MUMBAI: BBC Earth, the global natural history brand for BBC Worldwide, and Anil Ambani’s Reliance Big Entertainment have inked a co-production deal for three movies. All three films will be distributed by Reliance’s international film sales and financing subsidiary, IM Global.

The deal was jointly announced by BBC Worldwide managing director of global brands Marcus Arthur and IM Global founder and CEO Stuart Ford.

The first theatrical feature to be co-produced under the relationship will be the $65 million 3D live action feature Walking With Dinosaurs 3D inspired by the BBC’s landmark Walking With Dinosaurs brand. The film will be co-directed by Pierre De Lespinois of Los Angeles and Alaska based 3D studio Evergreen Films and BBC Earth’s Neil Nightingale (formerly the Head of the BBC Natural History Unit). BBC Earth and Evergreen Films will be working with Academy Award winning animation house Animal Logic and animation producer Jinko Gotoh on the film.

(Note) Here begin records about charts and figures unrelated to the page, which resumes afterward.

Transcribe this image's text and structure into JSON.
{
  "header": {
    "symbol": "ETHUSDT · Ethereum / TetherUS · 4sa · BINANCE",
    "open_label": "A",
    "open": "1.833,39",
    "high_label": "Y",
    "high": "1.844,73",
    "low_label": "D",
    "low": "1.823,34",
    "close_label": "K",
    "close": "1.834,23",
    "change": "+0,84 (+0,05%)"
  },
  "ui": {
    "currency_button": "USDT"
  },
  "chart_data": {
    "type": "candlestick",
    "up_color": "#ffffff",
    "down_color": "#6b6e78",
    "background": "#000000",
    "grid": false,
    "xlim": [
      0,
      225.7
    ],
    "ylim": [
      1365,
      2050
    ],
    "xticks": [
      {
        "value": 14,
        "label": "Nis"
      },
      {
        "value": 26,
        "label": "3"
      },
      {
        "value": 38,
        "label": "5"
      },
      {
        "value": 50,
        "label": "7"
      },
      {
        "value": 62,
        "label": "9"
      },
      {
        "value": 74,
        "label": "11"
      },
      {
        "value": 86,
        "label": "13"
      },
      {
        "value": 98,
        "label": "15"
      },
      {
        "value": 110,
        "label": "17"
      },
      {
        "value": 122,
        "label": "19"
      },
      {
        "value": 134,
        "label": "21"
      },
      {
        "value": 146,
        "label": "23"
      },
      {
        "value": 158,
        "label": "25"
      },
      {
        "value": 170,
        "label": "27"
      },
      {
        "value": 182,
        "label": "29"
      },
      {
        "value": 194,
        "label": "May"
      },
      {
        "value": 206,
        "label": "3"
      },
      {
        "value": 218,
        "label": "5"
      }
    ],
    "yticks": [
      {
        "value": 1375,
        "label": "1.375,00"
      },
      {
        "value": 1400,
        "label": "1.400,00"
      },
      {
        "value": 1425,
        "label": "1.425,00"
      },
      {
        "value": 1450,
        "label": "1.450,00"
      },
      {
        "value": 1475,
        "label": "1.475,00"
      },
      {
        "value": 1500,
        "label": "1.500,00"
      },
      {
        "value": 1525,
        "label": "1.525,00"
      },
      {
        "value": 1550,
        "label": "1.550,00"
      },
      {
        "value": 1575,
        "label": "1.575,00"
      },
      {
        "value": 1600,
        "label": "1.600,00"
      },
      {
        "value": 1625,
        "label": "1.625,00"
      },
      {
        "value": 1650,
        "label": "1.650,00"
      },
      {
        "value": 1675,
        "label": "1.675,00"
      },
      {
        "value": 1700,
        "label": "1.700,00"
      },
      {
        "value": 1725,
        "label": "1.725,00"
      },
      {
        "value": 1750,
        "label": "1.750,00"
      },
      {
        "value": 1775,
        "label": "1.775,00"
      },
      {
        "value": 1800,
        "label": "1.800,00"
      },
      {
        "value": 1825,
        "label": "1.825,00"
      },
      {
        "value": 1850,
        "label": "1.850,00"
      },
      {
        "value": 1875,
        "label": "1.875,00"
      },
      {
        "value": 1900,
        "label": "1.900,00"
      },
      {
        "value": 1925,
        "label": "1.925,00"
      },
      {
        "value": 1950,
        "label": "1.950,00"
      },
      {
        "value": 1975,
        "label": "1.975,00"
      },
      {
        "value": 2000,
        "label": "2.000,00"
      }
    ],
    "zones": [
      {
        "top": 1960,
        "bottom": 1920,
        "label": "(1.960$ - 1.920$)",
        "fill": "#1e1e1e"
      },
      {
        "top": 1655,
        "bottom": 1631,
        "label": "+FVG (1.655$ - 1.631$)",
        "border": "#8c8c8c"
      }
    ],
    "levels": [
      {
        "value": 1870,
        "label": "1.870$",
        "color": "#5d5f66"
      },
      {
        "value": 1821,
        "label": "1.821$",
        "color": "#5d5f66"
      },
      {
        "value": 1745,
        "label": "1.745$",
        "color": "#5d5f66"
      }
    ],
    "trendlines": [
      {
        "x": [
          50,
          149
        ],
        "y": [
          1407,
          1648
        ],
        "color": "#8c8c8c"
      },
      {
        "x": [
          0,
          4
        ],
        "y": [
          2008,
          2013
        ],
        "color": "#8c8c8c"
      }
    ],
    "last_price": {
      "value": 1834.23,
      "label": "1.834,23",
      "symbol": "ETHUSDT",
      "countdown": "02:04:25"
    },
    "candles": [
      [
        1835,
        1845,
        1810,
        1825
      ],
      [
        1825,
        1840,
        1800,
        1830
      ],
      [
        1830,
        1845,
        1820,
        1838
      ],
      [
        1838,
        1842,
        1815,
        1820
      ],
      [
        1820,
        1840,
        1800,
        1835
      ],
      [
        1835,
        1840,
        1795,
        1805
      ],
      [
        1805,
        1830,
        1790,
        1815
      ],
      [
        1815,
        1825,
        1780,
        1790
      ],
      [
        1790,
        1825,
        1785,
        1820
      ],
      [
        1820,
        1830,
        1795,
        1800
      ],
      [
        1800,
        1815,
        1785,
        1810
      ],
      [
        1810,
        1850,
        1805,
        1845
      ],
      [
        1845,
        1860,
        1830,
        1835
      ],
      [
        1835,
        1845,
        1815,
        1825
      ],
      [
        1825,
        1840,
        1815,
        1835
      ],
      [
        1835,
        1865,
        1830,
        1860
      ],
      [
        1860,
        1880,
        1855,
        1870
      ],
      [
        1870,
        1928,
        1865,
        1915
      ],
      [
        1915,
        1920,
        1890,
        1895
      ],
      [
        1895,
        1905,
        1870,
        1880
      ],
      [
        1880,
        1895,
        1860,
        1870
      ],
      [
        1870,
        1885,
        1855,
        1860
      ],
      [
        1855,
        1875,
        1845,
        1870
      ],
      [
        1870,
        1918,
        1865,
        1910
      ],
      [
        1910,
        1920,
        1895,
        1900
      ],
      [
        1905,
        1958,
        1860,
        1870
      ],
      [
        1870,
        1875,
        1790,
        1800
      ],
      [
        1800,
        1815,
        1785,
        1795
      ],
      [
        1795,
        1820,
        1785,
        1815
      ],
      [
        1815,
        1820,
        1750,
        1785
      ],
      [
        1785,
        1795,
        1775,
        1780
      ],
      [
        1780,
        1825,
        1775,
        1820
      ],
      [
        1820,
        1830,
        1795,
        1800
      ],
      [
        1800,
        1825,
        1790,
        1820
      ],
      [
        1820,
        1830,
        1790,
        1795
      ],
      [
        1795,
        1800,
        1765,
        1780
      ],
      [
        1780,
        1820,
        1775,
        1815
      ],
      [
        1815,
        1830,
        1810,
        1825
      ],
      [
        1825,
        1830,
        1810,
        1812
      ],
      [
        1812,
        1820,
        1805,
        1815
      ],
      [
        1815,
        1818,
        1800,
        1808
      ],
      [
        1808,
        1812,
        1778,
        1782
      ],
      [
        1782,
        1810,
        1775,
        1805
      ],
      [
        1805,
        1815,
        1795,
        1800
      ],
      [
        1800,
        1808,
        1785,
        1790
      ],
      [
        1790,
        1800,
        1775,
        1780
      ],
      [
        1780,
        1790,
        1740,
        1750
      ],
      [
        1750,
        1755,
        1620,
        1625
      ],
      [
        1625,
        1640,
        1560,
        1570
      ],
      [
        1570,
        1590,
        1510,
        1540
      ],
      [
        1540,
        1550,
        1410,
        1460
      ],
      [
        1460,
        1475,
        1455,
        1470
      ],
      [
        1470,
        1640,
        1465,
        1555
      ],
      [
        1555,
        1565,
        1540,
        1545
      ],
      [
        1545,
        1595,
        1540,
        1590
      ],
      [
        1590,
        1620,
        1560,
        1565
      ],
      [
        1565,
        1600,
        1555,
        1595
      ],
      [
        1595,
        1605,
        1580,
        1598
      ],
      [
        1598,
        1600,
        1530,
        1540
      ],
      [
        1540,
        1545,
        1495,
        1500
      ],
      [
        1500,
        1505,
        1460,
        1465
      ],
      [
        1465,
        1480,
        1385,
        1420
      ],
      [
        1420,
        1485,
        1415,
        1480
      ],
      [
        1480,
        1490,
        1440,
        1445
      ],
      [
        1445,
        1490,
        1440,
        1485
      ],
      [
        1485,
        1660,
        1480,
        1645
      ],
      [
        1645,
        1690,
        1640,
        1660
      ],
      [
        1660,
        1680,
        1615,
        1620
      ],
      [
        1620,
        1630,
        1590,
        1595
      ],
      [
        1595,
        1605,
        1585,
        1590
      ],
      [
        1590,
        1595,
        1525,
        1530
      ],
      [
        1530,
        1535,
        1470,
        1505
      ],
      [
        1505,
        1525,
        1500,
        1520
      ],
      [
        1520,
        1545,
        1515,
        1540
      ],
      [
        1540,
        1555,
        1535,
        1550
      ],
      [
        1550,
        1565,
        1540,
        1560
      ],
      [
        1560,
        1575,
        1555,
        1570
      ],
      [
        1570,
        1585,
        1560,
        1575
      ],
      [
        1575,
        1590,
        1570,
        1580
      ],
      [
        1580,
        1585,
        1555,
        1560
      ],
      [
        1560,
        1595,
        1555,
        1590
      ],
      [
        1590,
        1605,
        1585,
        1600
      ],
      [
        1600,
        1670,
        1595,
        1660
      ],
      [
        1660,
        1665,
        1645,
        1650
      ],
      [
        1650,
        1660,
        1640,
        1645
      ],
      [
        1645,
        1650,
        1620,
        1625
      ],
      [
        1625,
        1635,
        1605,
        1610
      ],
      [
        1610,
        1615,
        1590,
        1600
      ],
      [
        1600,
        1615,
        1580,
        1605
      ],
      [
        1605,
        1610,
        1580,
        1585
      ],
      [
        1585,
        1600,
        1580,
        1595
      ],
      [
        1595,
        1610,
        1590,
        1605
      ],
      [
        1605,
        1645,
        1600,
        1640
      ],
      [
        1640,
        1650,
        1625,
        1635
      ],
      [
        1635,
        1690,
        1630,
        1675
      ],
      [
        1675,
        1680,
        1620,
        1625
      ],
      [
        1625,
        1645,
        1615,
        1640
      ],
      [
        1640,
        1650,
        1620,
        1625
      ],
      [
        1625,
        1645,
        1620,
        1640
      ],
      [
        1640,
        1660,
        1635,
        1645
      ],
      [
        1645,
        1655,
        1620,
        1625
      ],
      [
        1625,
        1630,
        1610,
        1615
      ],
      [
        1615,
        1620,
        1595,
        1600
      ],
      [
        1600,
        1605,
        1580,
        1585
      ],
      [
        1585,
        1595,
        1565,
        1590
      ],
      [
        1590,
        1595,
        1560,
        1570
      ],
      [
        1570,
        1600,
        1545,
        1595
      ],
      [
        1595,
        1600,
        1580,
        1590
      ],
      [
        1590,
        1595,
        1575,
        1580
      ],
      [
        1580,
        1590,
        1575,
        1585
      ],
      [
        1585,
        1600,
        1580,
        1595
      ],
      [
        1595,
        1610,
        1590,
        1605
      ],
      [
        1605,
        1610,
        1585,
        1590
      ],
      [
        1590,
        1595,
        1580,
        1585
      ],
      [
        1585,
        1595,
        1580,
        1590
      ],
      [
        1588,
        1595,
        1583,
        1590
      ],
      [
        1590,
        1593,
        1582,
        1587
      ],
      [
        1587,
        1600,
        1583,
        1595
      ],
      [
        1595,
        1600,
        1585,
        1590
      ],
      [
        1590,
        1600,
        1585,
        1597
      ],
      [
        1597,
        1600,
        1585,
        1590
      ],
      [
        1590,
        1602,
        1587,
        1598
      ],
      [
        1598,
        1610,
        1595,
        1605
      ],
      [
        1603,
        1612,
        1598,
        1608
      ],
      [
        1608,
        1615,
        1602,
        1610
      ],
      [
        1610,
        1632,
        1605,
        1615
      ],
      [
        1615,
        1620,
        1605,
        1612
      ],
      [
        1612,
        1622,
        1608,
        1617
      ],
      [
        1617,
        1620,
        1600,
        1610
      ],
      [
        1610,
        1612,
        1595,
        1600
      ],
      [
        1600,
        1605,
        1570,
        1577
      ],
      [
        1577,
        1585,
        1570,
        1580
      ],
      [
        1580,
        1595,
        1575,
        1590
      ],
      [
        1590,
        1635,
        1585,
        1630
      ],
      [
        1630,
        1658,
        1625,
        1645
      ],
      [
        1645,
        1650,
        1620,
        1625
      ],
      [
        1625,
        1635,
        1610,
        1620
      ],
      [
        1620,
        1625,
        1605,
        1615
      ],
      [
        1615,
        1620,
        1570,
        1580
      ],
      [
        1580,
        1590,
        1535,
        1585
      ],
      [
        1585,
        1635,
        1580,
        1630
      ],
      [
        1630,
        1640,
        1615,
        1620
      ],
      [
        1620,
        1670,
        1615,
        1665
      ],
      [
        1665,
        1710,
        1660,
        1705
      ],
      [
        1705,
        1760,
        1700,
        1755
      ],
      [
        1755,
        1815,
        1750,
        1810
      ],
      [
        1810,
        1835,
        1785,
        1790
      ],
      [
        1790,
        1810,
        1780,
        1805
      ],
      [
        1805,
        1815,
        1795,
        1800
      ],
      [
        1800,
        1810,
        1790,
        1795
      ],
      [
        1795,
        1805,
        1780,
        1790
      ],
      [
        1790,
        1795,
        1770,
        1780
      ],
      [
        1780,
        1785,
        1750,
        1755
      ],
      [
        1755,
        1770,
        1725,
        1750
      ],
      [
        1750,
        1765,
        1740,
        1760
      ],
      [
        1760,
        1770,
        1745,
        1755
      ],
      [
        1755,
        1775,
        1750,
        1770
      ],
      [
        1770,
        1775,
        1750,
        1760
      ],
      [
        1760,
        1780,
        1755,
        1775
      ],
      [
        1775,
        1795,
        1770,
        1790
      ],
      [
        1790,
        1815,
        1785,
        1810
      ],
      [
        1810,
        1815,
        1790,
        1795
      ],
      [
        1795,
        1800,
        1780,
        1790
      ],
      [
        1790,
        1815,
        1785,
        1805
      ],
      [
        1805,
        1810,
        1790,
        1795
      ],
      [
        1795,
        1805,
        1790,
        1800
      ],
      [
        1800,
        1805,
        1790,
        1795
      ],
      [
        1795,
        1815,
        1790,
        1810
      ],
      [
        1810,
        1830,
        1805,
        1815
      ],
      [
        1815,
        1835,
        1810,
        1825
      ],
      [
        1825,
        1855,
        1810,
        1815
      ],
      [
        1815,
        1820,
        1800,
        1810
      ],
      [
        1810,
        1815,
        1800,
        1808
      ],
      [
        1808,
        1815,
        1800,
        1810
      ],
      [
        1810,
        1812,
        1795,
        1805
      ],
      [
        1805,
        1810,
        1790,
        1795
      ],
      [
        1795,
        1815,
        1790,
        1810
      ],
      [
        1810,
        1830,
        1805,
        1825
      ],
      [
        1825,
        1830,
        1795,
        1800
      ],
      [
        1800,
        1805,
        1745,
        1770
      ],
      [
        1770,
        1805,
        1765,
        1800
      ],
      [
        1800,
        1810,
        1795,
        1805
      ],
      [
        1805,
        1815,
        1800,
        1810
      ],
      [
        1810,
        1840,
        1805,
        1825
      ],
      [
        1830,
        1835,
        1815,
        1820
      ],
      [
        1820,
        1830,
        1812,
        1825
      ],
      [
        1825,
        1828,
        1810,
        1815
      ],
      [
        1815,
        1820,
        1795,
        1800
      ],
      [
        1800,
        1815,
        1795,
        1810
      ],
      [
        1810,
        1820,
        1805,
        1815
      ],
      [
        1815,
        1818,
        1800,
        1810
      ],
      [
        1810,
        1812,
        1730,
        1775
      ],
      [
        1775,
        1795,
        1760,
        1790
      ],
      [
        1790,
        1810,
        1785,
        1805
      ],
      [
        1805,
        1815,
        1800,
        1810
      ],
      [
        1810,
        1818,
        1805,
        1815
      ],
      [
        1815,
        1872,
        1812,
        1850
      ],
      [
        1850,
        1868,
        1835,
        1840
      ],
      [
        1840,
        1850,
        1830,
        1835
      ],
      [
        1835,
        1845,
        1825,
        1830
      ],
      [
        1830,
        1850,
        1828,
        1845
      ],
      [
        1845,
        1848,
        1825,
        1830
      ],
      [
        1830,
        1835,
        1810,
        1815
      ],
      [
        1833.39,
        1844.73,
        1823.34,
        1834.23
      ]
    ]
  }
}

The second co-production between the parties will be the $25 million documentary feature Africa 3D, which will be filmed alongside Africa, BBC’s forthcoming major landmark television series. Africa 3D will also be in partnership with Evergreen Films.

Global distribution for both films will be handled by IM Global, which will begin international sales on Walking With Dinosaurs 3D at the forthcoming American Film Market in Santa Monica. At AFM, IM Global will also launch worldwide sales of BBC Earth’s documentary feature Life, which is in post-production and will be released theatrically during 2011.

Life is an imaginative and vividly captured series of stories from the animal kingdom that follows the full cycle of animal life to the birth of the next generation. Co-Directed by Mike Gunton and Martha Holmes and produced by Magic Light Pictures’ Martin Pope and Michael Rose. The film is inspired by the award winning TV series of the same name, which has been broadcast in 50 countries and in the US garnered more than 75 million viewers. BBC Earth’s previous feature film Earth grossed $119 million worldwide when it was released theatrically in 2007.

Walking With Dinosaurs 3D will use groundbreaking LIDAR (Light, Detection and Ranging) technology to combine live action and animation in new ways, as well as groundbreaking 3D camera and pre-vis systems to create never before seen levels of invisibility between the live action and CGI worlds.

Arthur said, "By partnering with Reliance BIG Entertainment we have the opportunity to realise a long held ambition of making BBC Earth 3D feature films. ‘Earth’ demonstrated the huge appetite of audiences for quality natural history filmmaking and the 3D experience of ‘Walking with Dinosaurs’ and ‘Africa’ will allow audiences to immerse themselves in our incredible content as never before."